Los efectos de una intoxicación dependen de la sustancia, la dosis, las mezclas y las características de cada persona. Entre las complicaciones descriptas aparecen taquicardia, hipertensión y arritmias; hipertermia con temperaturas que pueden superar los 40 °C; convulsiones; agitación, delirium, paranoia y psicosis; insuficiencia respiratoria; rabdomiólisis; infarto y otros eventos cardiovasculares; pérdida de conciencia, coma y muerte súbita.
Una temperatura corporal extremadamente elevada, dolor en el pecho, dificultad para respirar, convulsiones, pérdida de conciencia, agitación extrema o alteraciones severas del comportamiento son señales de alarma que requieren atención médica urgente.
Otro factor que preocupa es el policonsumo: combinar una droga de diseño con alcohol, medicamentos u otras sustancias puede modificar los efectos de cada compuesto y aumentar la gravedad de una intoxicación. Por ejemplo, mezclar alcohol con depresores del sistema nervioso central, como sedantes, opioides o ketamina, puede potenciar la depresión respiratoria.
La combinación de diferentes estimulantes puede incrementar el estrés cardiovascular y favorecer arritmias, hipertensión, vasoespasmos, infartos o accidentes cerebrovasculares. Además, algunas sustancias que modifican los niveles de serotonina pueden interactuar con estimulantes y desencadenar un síndrome serotoninérgico, caracterizado por hipertermia, alteraciones neurológicas e inestabilidad de las funciones vitales.
Un mercado que cambia rápido
El fenómeno no se limita a las sustancias. Según Saracco, las redes sociales, las plataformas de mensajería y los sistemas de entrega facilitaron la comercialización y dificultaron la trazabilidad. También cambiaron las estrategias de presentación: polvos de colores, productos con apariencia de golosinas y etiquetas que los muestran como “mezclas herbales”, “sales de baño” o productos similares pueden ocultar la presencia de NPS.
A esto se suma el uso de vapeadores y cigarrillos electrónicos como vehículos para administrar algunas sustancias.

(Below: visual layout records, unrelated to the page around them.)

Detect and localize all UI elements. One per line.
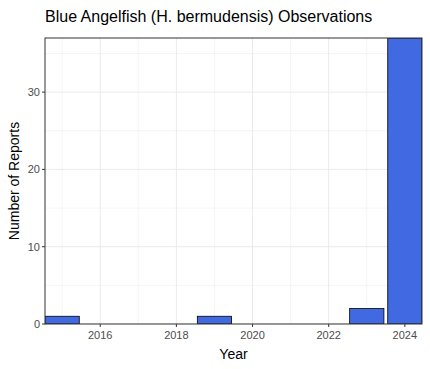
- grid-line: [252, 38, 253, 324]
- tick-mark: [176, 324, 177, 327]
- chart-title: Blue Angelfish (H. bermudensis) Observat…: [45, 8, 372, 25]
- plot-background: [45, 38, 422, 324]
- chart-container: 2016 2018 2020 2022 2024 0 10 20 30 Blue Angelfis…: [0, 0, 430, 369]
- tick-label: 2016: [88, 329, 112, 341]
- tick-mark: [42, 246, 45, 247]
- minor-grid-line: [138, 38, 139, 324]
- chart-svg: 2016 2018 2020 2022 2024 0 10 20 30 Blue Angelfis…: [0, 0, 430, 369]
- tick-label: 2024: [393, 329, 417, 341]
- minor-grid-line: [45, 208, 422, 209]
- bar: [388, 38, 422, 324]
- tick-label: 0: [34, 318, 40, 330]
- grid-line: [328, 38, 329, 324]
- tick-mark: [42, 92, 45, 93]
- tick-label: 2018: [164, 329, 188, 341]
- panel-border: [45, 38, 422, 324]
- minor-grid-line: [366, 38, 367, 324]
- bars: [45, 38, 422, 324]
- minor-grid-line: [290, 38, 291, 324]
- minor-grid-line: [45, 285, 422, 286]
- tick-mark: [328, 324, 329, 327]
- bar: [350, 309, 384, 324]
- grid: [45, 38, 422, 324]
- tick-label: 2022: [316, 329, 340, 341]
- minor-grid-line: [45, 130, 422, 131]
- bar: [45, 316, 79, 324]
- grid-line: [176, 38, 177, 324]
- minor-grid-line: [62, 38, 63, 324]
- axes: 2016 2018 2020 2022 2024 0 10 20 30: [28, 86, 417, 341]
- grid-line: [45, 246, 422, 247]
- grid-line: [100, 38, 101, 324]
- tick-mark: [404, 324, 405, 327]
- grid-line: [45, 92, 422, 93]
- x-axis-title: Year: [219, 346, 248, 362]
- grid-line: [45, 169, 422, 170]
- tick-label: 30: [28, 86, 40, 98]
- tick-label: 10: [28, 241, 40, 253]
- tick-label: 2020: [240, 329, 264, 341]
- bar: [197, 316, 231, 324]
- tick-mark: [42, 169, 45, 170]
- tick-mark: [252, 324, 253, 327]
- tick-mark: [100, 324, 101, 327]
- minor-grid-line: [45, 53, 422, 54]
- tick-label: 20: [28, 163, 40, 175]
- tick-mark: [42, 324, 45, 325]
- minor-grid-line: [214, 38, 215, 324]
- y-axis-title: Number of Reports: [6, 122, 22, 240]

La presentación discreta de cartuchos o líquidos puede reducir la percepción de riesgo, especialmente entre adolescentes y jóvenes.
La principal advertencia de la toxicología apunta a esa incertidumbre: una misma denominación puede esconder composiciones diferentes, y una pequeña variación química puede alterar sustancialmente la potencia y los efectos. Para el consumidor, no saber qué está tomando se convierte en uno de los mayores riesgos.